If you’ve learned to forgive yourself for past mistakes, to see them as part of your growth rather than evidence of your failure, you’ve overcome one of the most persistent internal battles we face.
8) Showing up authentically even when it feels vulnerable
Writing about my postpartum anxiety online for the first time was terrifying. What if people judged me? What if potential clients saw it and thought I wasn’t stable enough? What if my family read it and worried?
But I also knew there were other mothers out there struggling silently, thinking they were the only ones. And maybe sharing my story could help someone feel less alone.
The response was overwhelming. Not with judgment, but with gratitude. Other mothers reached out sharing their own experiences. A local mom I barely knew asked if we could grab coffee because she’d been dealing with similar struggles.
Authenticity is risky. When you show people who you really are, the messy parts, the uncertain parts, the parts that don’t fit neatly into anyone’s expectations, you open yourself up to criticism or rejection.
But you also open yourself up to real connection. To being seen. To finding your people.
These days, I try to bring that same authenticity to everything. My writing. My friendships. The way I interact with other parents at the playground. Not performing or pretending, just being.
It’s not always comfortable. Some people won’t get it. But the people who do? Those connections are worth everything.
If you’ve chosen to show up authentically in any area of your life, sharing your real struggles, admitting you don’t have it all figured out, being honest about who you are, you’ve demonstrated courage that most people only dream about.
Conclusion
That rejection email I mentioned at the beginning? I responded to the editor thanking them for their consideration, then I opened a new document and started working on a different piece. Because that’s what you do when you’ve overcome real challenges, you keep going.
Success isn’t a destination or a single achievement. It’s the accumulation of all the hard things you’ve faced and worked through. The boundaries you’ve set. The grief you’ve carried. The help you’ve asked for. The authenticity you’ve chosen.
Matt and I were talking last night after we got the kids to bed, our usual evening check-in where we ask each other “How was your day really?” I told him about writing this article and realizing how much we’ve actually overcome in the past few years.
He squeezed my hand. “We’re doing okay,” he said.
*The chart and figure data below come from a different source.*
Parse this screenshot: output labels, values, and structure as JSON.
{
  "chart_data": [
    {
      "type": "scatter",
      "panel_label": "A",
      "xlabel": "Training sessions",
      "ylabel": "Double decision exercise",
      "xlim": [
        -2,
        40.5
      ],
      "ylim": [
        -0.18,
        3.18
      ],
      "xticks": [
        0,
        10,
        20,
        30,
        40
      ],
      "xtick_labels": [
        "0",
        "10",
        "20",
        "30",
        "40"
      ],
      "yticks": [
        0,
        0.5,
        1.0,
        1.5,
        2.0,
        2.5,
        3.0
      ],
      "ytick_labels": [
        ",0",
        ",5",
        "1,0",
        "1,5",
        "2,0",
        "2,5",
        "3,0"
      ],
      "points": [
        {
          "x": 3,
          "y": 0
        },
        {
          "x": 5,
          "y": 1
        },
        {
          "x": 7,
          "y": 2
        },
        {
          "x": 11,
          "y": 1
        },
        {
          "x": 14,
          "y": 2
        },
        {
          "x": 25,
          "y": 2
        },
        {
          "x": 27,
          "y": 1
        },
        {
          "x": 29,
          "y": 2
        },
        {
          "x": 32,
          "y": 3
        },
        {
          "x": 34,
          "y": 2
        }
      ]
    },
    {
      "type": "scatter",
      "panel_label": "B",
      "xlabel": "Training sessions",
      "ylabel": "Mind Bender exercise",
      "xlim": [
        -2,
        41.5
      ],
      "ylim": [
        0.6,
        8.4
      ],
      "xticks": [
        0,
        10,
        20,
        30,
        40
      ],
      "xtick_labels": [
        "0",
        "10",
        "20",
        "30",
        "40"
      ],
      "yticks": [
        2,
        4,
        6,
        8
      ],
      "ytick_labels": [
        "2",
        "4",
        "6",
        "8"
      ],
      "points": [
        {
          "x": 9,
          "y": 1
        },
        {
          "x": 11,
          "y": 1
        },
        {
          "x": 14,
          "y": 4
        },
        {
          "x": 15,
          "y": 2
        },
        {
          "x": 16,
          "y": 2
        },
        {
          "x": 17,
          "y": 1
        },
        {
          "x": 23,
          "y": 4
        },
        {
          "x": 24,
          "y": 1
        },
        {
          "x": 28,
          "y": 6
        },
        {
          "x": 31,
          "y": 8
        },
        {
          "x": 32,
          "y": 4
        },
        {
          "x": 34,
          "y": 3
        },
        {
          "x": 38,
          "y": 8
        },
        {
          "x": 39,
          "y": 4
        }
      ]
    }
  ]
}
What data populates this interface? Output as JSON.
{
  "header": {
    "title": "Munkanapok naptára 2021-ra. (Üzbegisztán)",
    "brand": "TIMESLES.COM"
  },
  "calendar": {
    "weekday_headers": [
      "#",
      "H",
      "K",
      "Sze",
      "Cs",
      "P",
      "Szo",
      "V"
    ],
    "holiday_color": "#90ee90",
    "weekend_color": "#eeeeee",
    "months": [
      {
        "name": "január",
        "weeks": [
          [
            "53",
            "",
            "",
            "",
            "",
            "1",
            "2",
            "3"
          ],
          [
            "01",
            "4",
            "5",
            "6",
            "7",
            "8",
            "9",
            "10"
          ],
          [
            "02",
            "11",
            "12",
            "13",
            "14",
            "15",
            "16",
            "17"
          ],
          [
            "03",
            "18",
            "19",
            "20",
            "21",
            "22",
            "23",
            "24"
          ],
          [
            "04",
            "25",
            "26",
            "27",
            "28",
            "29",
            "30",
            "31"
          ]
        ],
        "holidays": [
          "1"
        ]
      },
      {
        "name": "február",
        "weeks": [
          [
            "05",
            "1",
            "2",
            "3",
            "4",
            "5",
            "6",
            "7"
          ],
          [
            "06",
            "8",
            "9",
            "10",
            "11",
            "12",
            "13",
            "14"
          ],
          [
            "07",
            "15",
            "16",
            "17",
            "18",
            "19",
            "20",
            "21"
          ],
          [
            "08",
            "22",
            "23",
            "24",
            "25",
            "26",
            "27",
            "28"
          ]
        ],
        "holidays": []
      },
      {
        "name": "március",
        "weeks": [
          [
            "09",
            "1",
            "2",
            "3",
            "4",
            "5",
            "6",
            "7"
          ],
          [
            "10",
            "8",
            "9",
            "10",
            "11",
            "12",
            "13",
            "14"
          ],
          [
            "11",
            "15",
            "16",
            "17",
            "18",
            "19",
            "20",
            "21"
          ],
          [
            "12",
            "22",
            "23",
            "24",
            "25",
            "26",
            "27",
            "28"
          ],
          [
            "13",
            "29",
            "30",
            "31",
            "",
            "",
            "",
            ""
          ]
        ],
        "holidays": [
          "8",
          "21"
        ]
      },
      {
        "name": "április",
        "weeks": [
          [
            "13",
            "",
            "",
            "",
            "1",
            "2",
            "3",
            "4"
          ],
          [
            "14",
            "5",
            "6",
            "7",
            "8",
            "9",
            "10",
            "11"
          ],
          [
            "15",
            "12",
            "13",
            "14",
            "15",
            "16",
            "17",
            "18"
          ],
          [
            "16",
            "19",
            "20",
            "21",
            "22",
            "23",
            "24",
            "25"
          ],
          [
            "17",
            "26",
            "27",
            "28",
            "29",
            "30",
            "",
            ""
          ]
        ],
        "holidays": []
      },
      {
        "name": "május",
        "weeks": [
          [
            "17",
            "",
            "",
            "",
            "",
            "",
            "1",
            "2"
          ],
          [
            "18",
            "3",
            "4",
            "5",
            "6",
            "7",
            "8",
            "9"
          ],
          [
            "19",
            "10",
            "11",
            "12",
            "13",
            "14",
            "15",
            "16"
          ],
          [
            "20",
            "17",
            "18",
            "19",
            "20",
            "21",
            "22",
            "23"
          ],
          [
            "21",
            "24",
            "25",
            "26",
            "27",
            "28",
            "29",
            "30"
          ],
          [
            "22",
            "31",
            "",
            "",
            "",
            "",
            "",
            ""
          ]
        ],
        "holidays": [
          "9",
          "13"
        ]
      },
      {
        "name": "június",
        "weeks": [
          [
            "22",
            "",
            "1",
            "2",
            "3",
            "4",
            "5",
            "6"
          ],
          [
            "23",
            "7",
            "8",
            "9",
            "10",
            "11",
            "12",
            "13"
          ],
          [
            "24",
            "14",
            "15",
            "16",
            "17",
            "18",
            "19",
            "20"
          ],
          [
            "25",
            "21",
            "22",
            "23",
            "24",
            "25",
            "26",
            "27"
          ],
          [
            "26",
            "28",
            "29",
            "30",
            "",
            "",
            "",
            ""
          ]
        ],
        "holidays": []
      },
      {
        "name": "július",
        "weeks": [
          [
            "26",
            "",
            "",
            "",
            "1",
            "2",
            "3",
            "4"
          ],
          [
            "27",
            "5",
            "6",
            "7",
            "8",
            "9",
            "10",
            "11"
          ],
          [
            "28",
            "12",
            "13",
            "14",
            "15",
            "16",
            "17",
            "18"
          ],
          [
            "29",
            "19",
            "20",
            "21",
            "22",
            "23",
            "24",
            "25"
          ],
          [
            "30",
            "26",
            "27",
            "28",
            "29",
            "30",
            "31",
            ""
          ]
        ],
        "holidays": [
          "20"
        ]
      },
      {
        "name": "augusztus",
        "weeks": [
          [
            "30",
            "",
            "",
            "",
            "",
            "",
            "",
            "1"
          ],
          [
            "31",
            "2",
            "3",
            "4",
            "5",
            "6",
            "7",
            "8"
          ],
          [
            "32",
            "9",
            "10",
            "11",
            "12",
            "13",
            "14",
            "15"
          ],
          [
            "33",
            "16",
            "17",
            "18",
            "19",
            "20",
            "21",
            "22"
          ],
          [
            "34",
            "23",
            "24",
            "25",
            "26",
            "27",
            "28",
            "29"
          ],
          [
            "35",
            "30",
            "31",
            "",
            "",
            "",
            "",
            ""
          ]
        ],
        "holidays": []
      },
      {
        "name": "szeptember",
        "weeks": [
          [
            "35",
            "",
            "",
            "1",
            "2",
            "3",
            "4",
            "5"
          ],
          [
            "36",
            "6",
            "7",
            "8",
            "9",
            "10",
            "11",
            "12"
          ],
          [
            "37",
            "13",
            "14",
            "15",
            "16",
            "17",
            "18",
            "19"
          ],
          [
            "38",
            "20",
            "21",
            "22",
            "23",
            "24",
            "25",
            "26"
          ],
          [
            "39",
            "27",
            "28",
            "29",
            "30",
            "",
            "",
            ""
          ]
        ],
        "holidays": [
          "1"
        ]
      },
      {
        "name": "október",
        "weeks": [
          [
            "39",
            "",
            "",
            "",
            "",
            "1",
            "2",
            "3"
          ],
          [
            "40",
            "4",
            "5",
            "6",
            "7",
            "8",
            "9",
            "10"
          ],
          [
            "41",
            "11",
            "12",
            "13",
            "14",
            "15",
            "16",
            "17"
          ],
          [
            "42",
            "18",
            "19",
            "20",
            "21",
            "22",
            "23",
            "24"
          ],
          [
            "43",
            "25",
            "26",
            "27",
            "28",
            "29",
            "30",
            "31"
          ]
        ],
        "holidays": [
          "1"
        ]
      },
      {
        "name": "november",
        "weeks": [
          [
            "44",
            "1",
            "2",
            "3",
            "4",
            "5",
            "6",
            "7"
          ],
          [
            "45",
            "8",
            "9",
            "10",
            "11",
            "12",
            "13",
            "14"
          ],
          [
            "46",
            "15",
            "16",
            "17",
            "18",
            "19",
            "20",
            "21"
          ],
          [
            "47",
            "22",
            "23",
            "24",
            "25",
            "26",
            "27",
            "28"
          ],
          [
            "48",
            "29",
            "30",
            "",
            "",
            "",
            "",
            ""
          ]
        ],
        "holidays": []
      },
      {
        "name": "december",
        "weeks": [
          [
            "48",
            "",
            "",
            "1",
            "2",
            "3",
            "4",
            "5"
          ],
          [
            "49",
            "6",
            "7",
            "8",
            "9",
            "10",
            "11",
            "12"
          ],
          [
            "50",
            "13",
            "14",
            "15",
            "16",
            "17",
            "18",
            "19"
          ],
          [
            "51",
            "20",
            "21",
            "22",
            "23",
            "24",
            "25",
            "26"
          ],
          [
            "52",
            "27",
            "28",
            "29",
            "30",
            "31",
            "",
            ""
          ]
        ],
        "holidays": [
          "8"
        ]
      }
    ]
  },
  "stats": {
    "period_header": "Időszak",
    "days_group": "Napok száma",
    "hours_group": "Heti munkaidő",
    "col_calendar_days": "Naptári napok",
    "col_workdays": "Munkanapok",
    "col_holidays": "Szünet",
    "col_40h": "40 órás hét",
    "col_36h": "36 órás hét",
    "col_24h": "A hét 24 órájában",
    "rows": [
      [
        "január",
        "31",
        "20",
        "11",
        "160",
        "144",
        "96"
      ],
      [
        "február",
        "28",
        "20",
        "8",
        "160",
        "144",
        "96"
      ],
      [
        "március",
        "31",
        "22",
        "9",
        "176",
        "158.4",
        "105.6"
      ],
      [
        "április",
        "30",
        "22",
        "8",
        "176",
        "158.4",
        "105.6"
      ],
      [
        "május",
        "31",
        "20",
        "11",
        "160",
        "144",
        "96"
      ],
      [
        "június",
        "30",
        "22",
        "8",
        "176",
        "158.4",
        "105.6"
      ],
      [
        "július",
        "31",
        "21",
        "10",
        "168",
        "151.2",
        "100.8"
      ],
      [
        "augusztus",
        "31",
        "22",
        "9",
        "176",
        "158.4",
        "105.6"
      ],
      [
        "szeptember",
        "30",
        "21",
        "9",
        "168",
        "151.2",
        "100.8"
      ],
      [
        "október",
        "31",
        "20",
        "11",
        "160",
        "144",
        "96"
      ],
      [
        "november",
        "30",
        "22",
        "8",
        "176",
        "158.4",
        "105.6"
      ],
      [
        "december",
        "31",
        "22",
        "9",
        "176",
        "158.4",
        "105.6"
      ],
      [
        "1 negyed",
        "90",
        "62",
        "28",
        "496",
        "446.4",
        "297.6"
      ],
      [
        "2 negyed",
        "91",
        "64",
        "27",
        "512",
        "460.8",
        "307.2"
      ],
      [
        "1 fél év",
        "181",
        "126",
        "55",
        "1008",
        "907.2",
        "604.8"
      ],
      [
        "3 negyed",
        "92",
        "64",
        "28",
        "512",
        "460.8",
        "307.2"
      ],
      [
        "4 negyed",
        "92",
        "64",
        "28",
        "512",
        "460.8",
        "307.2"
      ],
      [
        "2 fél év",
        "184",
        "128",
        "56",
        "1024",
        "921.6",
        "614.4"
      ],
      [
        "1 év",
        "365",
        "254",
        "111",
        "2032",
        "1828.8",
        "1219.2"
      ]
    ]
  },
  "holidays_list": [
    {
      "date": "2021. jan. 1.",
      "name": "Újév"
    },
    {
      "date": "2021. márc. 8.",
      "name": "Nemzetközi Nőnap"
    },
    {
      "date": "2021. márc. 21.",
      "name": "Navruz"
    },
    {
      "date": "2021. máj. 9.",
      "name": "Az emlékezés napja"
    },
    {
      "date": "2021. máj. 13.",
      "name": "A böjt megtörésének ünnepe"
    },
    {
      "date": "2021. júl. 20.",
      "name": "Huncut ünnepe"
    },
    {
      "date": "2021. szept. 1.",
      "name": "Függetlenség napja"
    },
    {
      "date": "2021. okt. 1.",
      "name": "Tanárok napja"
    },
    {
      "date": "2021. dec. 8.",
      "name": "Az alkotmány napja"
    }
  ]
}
And he’s right. We are. Not perfect. Not Instagram-worthy. But okay. More than okay, actually.
If you’ve overcome even a few of these eight challenges, please give yourself credit. You’re stronger than you realize. More capable than you give yourself account for. More successful than any external measure could capture.
The wins that matter most don’t come with certificates or social media likes. They’re the quiet moments when you choose growth over comfort, connection over perfection, and keep showing up even when it’s hard.
That’s real success. And if you’ve done that? You’re already winning.